Police initially charged Jemison with manslaughter.
But an Alabama grand jury indicted Jones instead after a police investigation revealed she started the fight and that Jamison fired in self-defence. Jamison walked free.
The indictment stated Jones did “intentionally cause the death” of “Unborn Baby Jones by initiating a fight knowing she was five months pregnant.”
But the office of District Attorney Lynneice O Washington said it had not yet decided whether to pursue the case against Jones as the district attorney is currently out of the country.
Her chief assistant DA Valerie Hicks Powe released a statement in which she expressed “sympathy for all the families involved, including Mrs Jones, who lost her unborn child”.
Both prosecutors are African American women; Washington took office in 2017 as the first black female district attorney to be elected in Alabama.
While the grand jury “had its say,” Ms Powe said the office has “not yet made a determination about whether to prosecute it as a manslaughter case, reduce it to a lesser charge or not to prosecute it.”
She promised a thorough review and “an outcome that is most just for all the parties involved.”
Lynn Paltrow, executive director of National Advocates for Pregnant Women, said women across the country had been prosecuted for manslaughter or murder for having an abortion or experiencing a miscarriage.
But she said this was the first time she had heard of a pregnant woman being charged after getting shot.
“This takes us to a new level of inhumanity and illegality towards pregnant women,” Ms Paltrow said.
“I can’t think of any other circumstance where a person who themselves is a victim of a crime is treated as the criminal.”
She said Alabama currently led the nation in charging women for crimes related to their pregnancies.

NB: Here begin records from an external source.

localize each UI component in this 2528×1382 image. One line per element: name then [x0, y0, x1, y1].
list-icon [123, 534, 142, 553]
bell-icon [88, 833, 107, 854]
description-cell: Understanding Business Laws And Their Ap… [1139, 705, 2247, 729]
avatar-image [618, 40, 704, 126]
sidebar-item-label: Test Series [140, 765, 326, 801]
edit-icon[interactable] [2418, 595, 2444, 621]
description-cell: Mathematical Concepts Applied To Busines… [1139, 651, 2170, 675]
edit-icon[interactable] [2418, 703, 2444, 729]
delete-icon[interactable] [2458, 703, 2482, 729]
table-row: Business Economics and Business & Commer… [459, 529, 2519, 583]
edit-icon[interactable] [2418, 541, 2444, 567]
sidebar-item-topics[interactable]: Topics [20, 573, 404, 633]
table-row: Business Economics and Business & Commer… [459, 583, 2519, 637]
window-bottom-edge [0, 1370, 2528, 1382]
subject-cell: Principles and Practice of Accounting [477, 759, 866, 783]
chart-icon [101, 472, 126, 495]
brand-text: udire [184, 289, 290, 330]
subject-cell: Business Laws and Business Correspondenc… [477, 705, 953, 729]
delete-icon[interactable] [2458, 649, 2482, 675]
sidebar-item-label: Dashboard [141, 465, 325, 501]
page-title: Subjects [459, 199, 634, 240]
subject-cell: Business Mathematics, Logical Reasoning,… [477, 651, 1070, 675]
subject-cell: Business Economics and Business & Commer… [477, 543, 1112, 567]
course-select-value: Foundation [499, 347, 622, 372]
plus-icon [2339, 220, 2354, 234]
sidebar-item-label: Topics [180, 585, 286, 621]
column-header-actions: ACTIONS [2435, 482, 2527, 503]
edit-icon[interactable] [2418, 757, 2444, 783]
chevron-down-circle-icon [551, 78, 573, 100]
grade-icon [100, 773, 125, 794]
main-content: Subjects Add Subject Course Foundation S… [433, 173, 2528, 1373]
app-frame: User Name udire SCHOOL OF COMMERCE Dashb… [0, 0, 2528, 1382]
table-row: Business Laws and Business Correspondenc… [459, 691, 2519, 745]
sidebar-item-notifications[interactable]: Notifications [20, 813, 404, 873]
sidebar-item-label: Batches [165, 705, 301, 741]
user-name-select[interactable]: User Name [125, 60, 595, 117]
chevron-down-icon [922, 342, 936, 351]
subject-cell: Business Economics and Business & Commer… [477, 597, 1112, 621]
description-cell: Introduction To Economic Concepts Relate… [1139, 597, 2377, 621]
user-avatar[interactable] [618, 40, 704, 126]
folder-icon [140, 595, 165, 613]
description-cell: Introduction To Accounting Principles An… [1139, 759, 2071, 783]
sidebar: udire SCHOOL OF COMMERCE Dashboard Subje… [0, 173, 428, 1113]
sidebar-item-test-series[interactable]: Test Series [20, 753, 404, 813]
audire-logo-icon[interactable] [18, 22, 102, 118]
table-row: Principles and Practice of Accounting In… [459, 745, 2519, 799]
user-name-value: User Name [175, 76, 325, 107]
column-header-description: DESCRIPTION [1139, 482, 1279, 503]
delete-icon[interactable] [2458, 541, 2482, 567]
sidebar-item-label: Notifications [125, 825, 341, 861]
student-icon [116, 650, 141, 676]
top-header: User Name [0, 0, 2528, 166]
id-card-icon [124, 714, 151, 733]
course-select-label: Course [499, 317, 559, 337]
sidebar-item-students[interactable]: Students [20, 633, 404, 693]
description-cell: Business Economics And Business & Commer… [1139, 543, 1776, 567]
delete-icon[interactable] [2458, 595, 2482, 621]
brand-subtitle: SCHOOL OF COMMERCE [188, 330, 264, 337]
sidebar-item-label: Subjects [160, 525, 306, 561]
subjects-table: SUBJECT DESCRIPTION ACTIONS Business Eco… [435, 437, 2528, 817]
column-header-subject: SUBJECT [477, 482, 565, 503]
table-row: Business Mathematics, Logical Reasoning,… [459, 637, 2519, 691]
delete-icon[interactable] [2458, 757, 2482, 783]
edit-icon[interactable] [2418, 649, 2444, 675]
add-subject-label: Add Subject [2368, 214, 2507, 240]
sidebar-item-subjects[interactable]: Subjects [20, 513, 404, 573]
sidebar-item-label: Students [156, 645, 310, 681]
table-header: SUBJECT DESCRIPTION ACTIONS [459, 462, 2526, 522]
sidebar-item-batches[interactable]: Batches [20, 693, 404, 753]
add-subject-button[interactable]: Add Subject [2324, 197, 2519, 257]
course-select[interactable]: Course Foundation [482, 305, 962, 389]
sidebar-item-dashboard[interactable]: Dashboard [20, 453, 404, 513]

The district attorney's office said it would decide how to proceed “only after all due diligence has been performed.”
The argument, which allegedly took place outside a shop in Pleasant Grove on 4 December last year, was about the unborn baby’s father.
Jones, who was five months pregnant at the time, was picked up in a car after she was shot in the stomach and driven to a nearby city.
She was later rushed to hospital after police and paramedics tracked her down but her unborn child did not survive.
The case has attracted widespread attention from the public, as well as reproductive and abortion rights activists.
Alabama Reproductive Rights Advocates said it was working to get Jones bailed and to find her legal representation.
Last month, Alabama became the latest US state to ban abortions in almost all cases, including rape or incest.